WASHINGTON -- Stocks plunged again Thursday, with the Dow Jones industrial average diving more than 1,000 points for the second time this week despite attempts by Federal Reserve officials to calm nervous investors.
The Dow is down 10 percent from the record high it hit in late January -- the level considered a market correction. The broader Standard & Poor's 500 index and the technology-focused Nasdaq composite closed Thursday near correction levels as well.
Such 10 percent adjustments are frequent occurrences, analysts said, but the speed with which it has happened after a long stretch of record-breaking market highs can be unsettling to average investors.

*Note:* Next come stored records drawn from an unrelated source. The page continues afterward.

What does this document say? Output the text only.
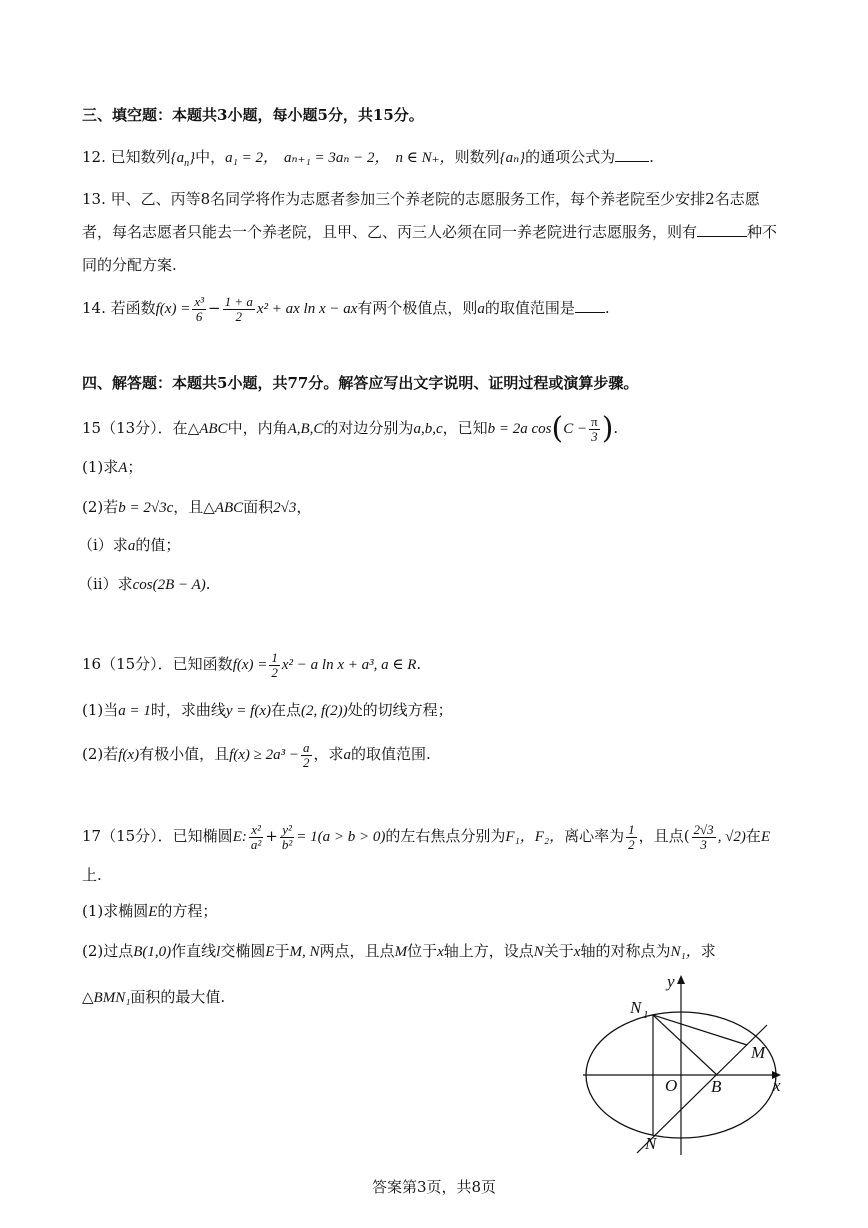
三、填空题：本题共3小题，每小题5分，共15分。
12. 已知数列$\{a_n\}$中，a₁ = 2， aₙ₊₁ = 3aₙ − 2， n ∈ N₊，则数列{aₙ}的通项公式为 .
13. 甲、乙、丙等8名同学将作为志愿者参加三个养老院的志愿服务工作，每个养老院至少安排2名志愿
者，每名志愿者只能去一个养老院，且甲、乙、丙三人必须在同一养老院进行志愿服务，则有	种不
同的分配方案.
14. 若函数$f(x) = \frac{\text{x³}}{6} - \frac{1 + a}{2} x^2$ + ax ln x − ax有两个极值点，则a的取值范围是 .
四、解答题：本题共5小题，共77分。解答应写出文字说明、证明过程或演算步骤。
15（13分）．在△ABC中，内角A,B,C的对边分别为a,b,c，已知b = 2a $\cos(C - \frac{\pi}{3}$ ).
(1)求A；
(2)若b = 2√3c，且△ABC面积2√3，
（i）求a的值；
（ii）求cos(2B − A).
16（15分）．已知函数$f(x) = \frac{1}{2} x^2 - a$ ln x + a³, a ∈ R.
(1)当a = 1时，求曲线y = f(x)在点(2, f(2))处的切线方程；
(2)若f(x)有极小值，且$f(x) \ge 2a^3 - \frac{a}{2}$ ，求a的取值范围.
17（15分）．已知椭圆E: $\frac{\text{x²}}{\text{a²}} + \frac{\text{y²}}{\text{b²}} = 1(a > b > 0)$的左右焦点分别为F₁，F₂，离心率为 $\frac{1}{2}$ ，且点( $\frac{2√3}{3}$ , √2)在E
上.
(1)求椭圆E的方程；
(2)过点B(1,0)作直线l交椭圆E于M, N两点，且点M位于x轴上方，设点N关于x轴的对称点为N₁，求
△BMN₁面积的最大值.
y
x
N 1
M
O B
N
答案第3页，共8页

"Corrections normally can take weeks to develop, and this clearly developed in a few days," said Brett F. Ewing, chief market strategist at research firm First Franklin Financial Services.
"I would tell the average person to stay calm, do not react, especially off your emotions watching this right now," he said. "When people go through extended periods of low volatility and they see this, it can make it feel even bigger than it really is. The underlying fundamentals of the economy are really strong."
But it's that strength, particularly rising wages in a tight labor market, that is driving fears that interest rates will start rising more quickly than anticipated to keep the economy from overheating.
The Dow dropped 1,032.89 points Thursday, it's second-largest point drop, to 23,860. The largest point drop was just three days ago, when the Dow plunged 1,175 points.
But because the Dow has reached such high levels, the percentage drops are well below those seen in the 2008 financial crisis and other market crashes. Thursday's decline was 4.2 percent.
The S&P 500 dropped 3.8 percent, and the Nasdaq was down 3.9 percent.
"We haven't seen volatility like this certainly in the past two years," said Brad McMillan, chief investment officer at brokerage firm Commonwealth Financial Network, who added that the declines are part of a normal adjustment in stock prices after a long stretch of indexes setting multiple records.